If your tax liability is more than the value of your certificate

If the value of your certificate is not enough to meet your tax liability you need to arrange to pay the shortfall immediately to avoid or minimise late payment penalties and interest charges.

To get an up to date valuation of your certificate (including interest earned) contact HMRC’s CTD team.

Making late payments using a CTD

If you pay a tax liability after its due date using a CTD dated before the due date you will not be charged late payment interest.

Pay another person or company’s tax

CTD are not transferable but you can use them to pay another person’s tax liabilities if you submit a written request to HMRC’s CTD Team.

Interest on a deposit used to pay against another person’s tax liability will be at the lower cash rate.

A company can submit a written request to use tax deposits and pay the liabilities of:

  • its holding company
  • its subsidiary
  • another subsidiary of its holding company

Confirmation of the subsidiary and/or holding companies is also needed to get the higher rate of interest.

Withdraw a tax deposit

To withdraw a deposit, send the CTD along with a written request — including details of the account you would like the funds paid into — to HMRC’s CTD team.

Bank details required:

  • account name (for example Mr A N Other)
  • account number
  • account sort code
  • bank or building society name

Repayments are usually made within 12 working days.

To help control the spread of coronavirus (COVID-19) we have changed how we handle post and repayments may take slightly longer to reach customers.

The date used for calculating the interest will be either the date we:

  • instruct our bank to credit your bank account
  • issue a payable order to repay your deposit (where we do not hold bank details to make the repayment).

Overseas customers should contact HMRC’s CTD Team.

Notify changes to HMRC

If the named trustees or executors change or the individual named on the certificate dies, we’ll need signed written authority to deal with the proceeds and amend the certificate.

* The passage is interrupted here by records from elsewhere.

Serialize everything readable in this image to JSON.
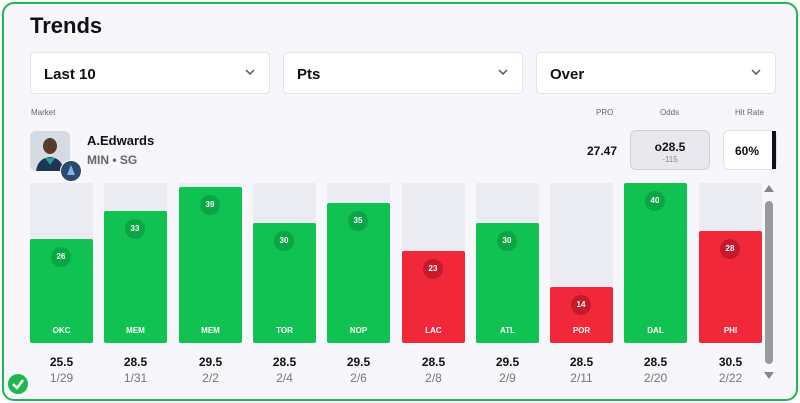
{
  "title": "Trends",
  "filters": {
    "range": "Last 10",
    "stat": "Pts",
    "side": "Over"
  },
  "headers": {
    "market": "Market",
    "pro": "PRO",
    "odds": "Odds",
    "hit_rate": "Hit Rate"
  },
  "player": {
    "name": "A.Edwards",
    "team_pos": "MIN • SG"
  },
  "pro_value": "27.47",
  "odds": {
    "line": "o28.5",
    "juice": "-115"
  },
  "hit_rate": "60%",
  "colors": {
    "hit": "#0fc252",
    "miss": "#f1283a",
    "accent": "#1fb84f"
  },
  "chart_data": {
    "type": "bar",
    "title": "Trends",
    "max": 40,
    "categories": [
      "OKC",
      "MEM",
      "MEM",
      "TOR",
      "NOP",
      "LAC",
      "ATL",
      "POR",
      "DAL",
      "PHI"
    ],
    "values": [
      26,
      33,
      39,
      30,
      35,
      23,
      30,
      14,
      40,
      28
    ],
    "lines": [
      "25.5",
      "28.5",
      "29.5",
      "28.5",
      "29.5",
      "28.5",
      "29.5",
      "28.5",
      "28.5",
      "30.5"
    ],
    "dates": [
      "1/29",
      "1/31",
      "2/2",
      "2/4",
      "2/6",
      "2/8",
      "2/9",
      "2/11",
      "2/20",
      "2/22"
    ],
    "results": [
      "hit",
      "hit",
      "hit",
      "hit",
      "hit",
      "miss",
      "hit",
      "miss",
      "hit",
      "miss"
    ]
  }
}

This must include:

  • the full name of each trustee or executor named on the certificate
  • their signatures confirming their agreement to the change
  • the certificate’s reference number

Send the written authority to HMRC’s CTD Team.

Notifying you of changes to the scheme

On 22 November 2017, HM Treasury gave notice of the scheme’s closure.

If you lose a CTD

You must write to HMRC’s CTD Team to report a lost certificate. They’ll send you an indemnity form to complete and return.

Once HMRC has issued the indemnity form, your original CTD will no longer be valid. If you find it please send it to the CTD Team who’ll destroy it.